- US Poster for "The Last Sin Eater"
- Directed by: Michael Landon Jr.
- Screenplay by: Brian Bird Michael Landon Jr.
- Based on: The Last Sin Eater by Francine Rivers
- Produced by: Brian Bird Michael Landon Jr.
- Starring: Liana Liberato Louise Fletcher Henry Thomas
- Cinematography: Robert Seaman
- Edited by: Michael Landon Jr.
- Music by: Mark McKenzie
- Production company: Believe Pictures
- Distributed by: Fox Faith
- Release date: February 9, 2007;
- Running time: 117 minutes
- Country: United States
- Language: English
- Budget: $2.2 million
- Box office: $388,390

= The Last Sin Eater (film) =

The Last Sin Eater is an American film released on February 9, 2007, directed by Michael Landon Jr. and distributed by Fox Faith.
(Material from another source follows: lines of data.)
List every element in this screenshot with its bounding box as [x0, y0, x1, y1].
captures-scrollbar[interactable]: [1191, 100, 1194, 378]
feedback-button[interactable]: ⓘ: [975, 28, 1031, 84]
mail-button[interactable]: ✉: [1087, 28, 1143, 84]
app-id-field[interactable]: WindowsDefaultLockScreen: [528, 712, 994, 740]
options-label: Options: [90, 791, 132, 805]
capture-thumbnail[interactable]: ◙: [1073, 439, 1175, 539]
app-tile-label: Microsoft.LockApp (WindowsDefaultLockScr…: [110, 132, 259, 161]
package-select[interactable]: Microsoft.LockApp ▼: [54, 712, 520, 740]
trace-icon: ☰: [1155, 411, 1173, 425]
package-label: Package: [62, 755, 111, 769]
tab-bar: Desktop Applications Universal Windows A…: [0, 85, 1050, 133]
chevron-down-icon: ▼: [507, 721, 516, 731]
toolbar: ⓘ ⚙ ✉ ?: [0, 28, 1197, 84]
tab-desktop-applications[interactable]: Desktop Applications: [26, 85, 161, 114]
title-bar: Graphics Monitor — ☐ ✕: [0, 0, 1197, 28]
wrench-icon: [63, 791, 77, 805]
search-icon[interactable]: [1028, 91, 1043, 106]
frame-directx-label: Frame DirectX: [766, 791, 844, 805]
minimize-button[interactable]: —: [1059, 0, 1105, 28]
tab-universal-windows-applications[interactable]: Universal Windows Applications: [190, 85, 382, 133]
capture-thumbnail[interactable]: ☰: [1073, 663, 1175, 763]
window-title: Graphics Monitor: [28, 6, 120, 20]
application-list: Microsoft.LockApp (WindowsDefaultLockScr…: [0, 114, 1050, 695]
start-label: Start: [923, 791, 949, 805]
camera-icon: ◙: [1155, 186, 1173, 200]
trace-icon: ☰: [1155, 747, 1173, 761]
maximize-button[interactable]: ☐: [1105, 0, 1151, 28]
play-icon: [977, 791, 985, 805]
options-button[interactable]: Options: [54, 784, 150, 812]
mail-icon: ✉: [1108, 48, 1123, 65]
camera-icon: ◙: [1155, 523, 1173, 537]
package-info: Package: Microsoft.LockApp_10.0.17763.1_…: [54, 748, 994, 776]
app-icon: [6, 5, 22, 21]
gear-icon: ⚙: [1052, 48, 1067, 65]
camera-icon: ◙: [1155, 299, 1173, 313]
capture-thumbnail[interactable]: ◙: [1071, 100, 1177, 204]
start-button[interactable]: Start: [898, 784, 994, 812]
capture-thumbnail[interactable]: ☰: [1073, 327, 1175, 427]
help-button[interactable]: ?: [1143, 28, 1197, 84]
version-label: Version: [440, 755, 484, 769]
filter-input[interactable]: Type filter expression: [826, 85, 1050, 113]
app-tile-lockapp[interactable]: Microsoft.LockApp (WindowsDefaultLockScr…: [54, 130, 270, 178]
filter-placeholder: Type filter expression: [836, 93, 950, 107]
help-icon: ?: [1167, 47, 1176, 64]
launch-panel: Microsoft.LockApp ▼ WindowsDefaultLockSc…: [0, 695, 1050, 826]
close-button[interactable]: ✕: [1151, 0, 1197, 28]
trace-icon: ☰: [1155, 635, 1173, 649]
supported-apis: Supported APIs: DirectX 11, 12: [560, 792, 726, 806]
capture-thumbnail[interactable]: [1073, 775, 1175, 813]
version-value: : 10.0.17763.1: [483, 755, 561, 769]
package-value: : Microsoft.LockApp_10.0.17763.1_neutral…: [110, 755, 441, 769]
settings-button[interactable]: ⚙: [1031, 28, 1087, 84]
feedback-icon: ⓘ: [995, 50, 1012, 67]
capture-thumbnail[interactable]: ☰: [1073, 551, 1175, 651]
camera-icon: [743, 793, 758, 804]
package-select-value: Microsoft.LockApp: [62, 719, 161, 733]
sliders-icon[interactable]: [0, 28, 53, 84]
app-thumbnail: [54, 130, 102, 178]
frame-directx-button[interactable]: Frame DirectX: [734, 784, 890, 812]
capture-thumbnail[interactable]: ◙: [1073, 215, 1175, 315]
It is based on the 1998 novel of the same name by Francine Rivers. It was produced by Believe Pictures.

==Plot==
The Last Sin Eater is a story that takes place in 1850s Appalachia in a settlement community of Welsh Americans. Ten-year-old Cadi's grief over the death of her beloved grandmother, the only person who seemed to love her unconditionally, is compounded by a previous family tragedy for which she believes her family blames her. During her grandmother's funeral rites, Cadi sees the face of the village sin-eater, a person who absolves the deceased, at death, of their sins in this tiny Smoky Mountain community.

About the same time, a preacher comes to the isolated valley and camps outside the village. Through dialogue with the holy man, the young girl slowly realizes that the sin eater is false and learns of Jesus and Christianity. Cadi's baptism leads to a reconciliation with her family.

But Cadi's new found faith leads to tragedy and confrontation as the close-knit community must finally face the horrific secret on which their village was founded.

==Cast==
- Henry Thomas as Man of God
- Louise Fletcher as Miz Elda
- Liana Liberato as Cadi Forbes
- Soren Fulton as Fagan Kai
- Stewart Finlay-McLennan as Brogan Kai
- Gabrielle Fitzpatrick as Bletsung McLeod
- Peter Wingfield as The Sin Eater

==Reception==
===Box office===
The Last Sin Eater was unsuccessful commercially. It was released in 429 theaters and remained in theaters for just two weeks. It fell far short of recovering production costs: according to Box Office Mojo the film grossed only $388,390 in these 14 days. However, the film earned $246,483 in its opening weekend (63.5% of total income).

===Reviews===
The Last Sin Eater received mixed reviews. Matt Zoller Seitz of The New York Times said, "Handsomely produced, earnestly performed and 100 percent irony-free, The Last Sin Eater is religious art for mainstream consumption." The review gave credit to the direction and photography, saying, "The movie is a big-screen Sunday school story with sumptuous scenery, graceful crane shots and Rembrandt lighting—designed mainly to impart and then repeat wisdom about guilt, sin and redemption—this can't really be considered a flaw." Laura Kelly of South Florida Sun-Sentinel said, "With its dulling straightforward pitch for Jesus, The Last Sin Eater seems like the worst of films from a non-born-again perspective."

Marjorie Baumgarten of The Austin Chronicle said of the direction of The Last Sin Eater, "The camera always seems to be too far off when you wish to get a better look and too close when you wish that it would point at anything other than what’s in the frame." However, Betty Joe Tucker of Reel Talk was impressed by the cinematography, saying, "This extremely well-photographed film establishes a compelling 'you are there' atmosphere. It also boasts impressive performances by children and adult actors alike. Liana Liberato, who plays Cadi, is a real find. Because of the intensity and vulnerability she projects." Additionally, Variety complimented the look of the film: "Pic was attractively lensed by Robert Seaman in Utah locales that adequately double for Appalachian mountain country."